Note that TAKEOVER violates the last-failover-wins principle of Valkey Cluster, since the configuration epoch generated by the replica violates the normal generation of configuration epochs in several ways:

  1. There is no guarantee that it is actually the higher configuration epoch, since, for example, we can use the TAKEOVER option within a minority, nor any message exchange is performed to generate the new configuration epoch.
  2. If we generate a configuration epoch which happens to collide with another instance, eventually our configuration epoch, or the one of another instance with our same epoch, will be moved away using the configuration epoch collision resolution algorithm.

Because of this the TAKEOVER option should be used with care.
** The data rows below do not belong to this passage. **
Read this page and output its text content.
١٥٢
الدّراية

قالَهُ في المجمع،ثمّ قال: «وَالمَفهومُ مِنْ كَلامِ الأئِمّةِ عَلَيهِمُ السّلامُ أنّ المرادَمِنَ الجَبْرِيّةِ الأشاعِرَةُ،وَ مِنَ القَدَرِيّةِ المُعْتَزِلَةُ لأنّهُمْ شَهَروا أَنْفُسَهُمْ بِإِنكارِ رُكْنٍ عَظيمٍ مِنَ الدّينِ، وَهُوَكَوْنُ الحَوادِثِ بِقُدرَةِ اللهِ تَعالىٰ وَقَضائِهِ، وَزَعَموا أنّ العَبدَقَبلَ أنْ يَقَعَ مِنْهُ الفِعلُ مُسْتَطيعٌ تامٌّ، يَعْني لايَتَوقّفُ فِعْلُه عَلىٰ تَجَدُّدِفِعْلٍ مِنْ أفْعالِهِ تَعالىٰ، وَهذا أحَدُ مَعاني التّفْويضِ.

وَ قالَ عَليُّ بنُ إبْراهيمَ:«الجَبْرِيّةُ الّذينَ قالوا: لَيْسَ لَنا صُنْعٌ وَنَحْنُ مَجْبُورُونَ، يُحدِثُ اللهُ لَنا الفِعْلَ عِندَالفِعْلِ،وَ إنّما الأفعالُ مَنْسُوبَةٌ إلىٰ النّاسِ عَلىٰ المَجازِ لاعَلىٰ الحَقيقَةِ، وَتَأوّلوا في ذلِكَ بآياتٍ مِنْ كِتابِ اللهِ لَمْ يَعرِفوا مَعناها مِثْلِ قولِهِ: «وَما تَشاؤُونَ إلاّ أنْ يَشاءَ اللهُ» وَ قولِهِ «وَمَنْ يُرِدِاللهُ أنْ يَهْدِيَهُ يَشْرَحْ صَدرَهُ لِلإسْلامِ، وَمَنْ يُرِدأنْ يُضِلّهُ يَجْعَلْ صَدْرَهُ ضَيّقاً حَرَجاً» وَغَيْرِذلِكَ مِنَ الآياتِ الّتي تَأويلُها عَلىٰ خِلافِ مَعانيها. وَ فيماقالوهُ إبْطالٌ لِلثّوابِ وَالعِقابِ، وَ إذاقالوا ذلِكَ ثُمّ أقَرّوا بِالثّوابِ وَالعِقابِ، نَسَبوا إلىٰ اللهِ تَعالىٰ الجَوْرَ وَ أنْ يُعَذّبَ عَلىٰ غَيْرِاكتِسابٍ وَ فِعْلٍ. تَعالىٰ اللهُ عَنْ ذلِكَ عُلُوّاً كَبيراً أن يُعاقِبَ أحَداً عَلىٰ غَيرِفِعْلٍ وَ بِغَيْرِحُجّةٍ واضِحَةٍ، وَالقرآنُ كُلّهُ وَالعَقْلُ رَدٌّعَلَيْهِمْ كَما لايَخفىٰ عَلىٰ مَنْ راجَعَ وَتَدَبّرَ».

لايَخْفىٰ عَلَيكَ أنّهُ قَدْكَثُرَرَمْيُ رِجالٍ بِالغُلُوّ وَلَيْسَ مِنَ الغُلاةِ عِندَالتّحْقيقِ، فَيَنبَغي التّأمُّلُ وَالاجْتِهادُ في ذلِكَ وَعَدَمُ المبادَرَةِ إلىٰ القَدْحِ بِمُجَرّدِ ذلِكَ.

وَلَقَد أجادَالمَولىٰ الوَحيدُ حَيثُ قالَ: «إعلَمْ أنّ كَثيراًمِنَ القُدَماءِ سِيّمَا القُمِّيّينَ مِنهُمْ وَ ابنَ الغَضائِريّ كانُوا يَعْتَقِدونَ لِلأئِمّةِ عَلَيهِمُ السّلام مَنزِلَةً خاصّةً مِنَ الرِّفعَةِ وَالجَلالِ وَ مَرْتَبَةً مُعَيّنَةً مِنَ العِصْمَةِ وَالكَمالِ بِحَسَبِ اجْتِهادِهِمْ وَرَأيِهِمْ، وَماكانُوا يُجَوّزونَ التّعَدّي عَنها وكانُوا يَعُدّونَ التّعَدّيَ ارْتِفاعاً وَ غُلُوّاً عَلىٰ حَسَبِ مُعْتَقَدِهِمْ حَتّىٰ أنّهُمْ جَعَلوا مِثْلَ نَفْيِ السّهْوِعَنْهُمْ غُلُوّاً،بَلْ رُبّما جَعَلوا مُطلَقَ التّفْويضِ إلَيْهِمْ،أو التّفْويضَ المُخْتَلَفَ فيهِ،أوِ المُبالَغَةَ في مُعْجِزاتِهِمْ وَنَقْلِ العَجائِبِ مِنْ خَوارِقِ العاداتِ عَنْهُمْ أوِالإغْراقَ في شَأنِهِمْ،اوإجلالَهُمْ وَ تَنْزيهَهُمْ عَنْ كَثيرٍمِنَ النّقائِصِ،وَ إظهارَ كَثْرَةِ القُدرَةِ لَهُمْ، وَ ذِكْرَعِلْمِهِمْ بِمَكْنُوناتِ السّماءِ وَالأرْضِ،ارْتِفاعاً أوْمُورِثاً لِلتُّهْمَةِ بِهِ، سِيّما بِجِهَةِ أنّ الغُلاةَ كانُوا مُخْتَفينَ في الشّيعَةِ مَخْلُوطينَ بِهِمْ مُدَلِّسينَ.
Implementation details and notes

  • CLUSTER FAILOVER, unless the TAKEOVER option is specified, does not execute a failover synchronously. It only schedules a manual failover, bypassing the failure detection stage.
  • An OK reply is no guarantee that the failover will succeed.
  • A replica can only be promoted to a primary if it is known as a replica by a majority of the primaries in the cluster. If the replica is a new node that has just been added to the cluster (for example after upgrading it), it may not yet be known to all the primaries in the cluster. To check that the primaries are aware of a new replica, you can send CLUSTER NODES or CLUSTER REPLICAS to each of the primary nodes and check that it appears as a replica, before sending CLUSTER FAILOVER to the replica.
  • To check that the failover has actually happened you can use ROLE, INFO REPLICATION (which indicates "role:master" after successful failover), or CLUSTER NODES to verify that the state of the cluster has changed sometime after the command was sent.
  • To check if the failover has failed, check the replica's log for "Manual failover timed out", which is logged if the replica has given up after a few seconds.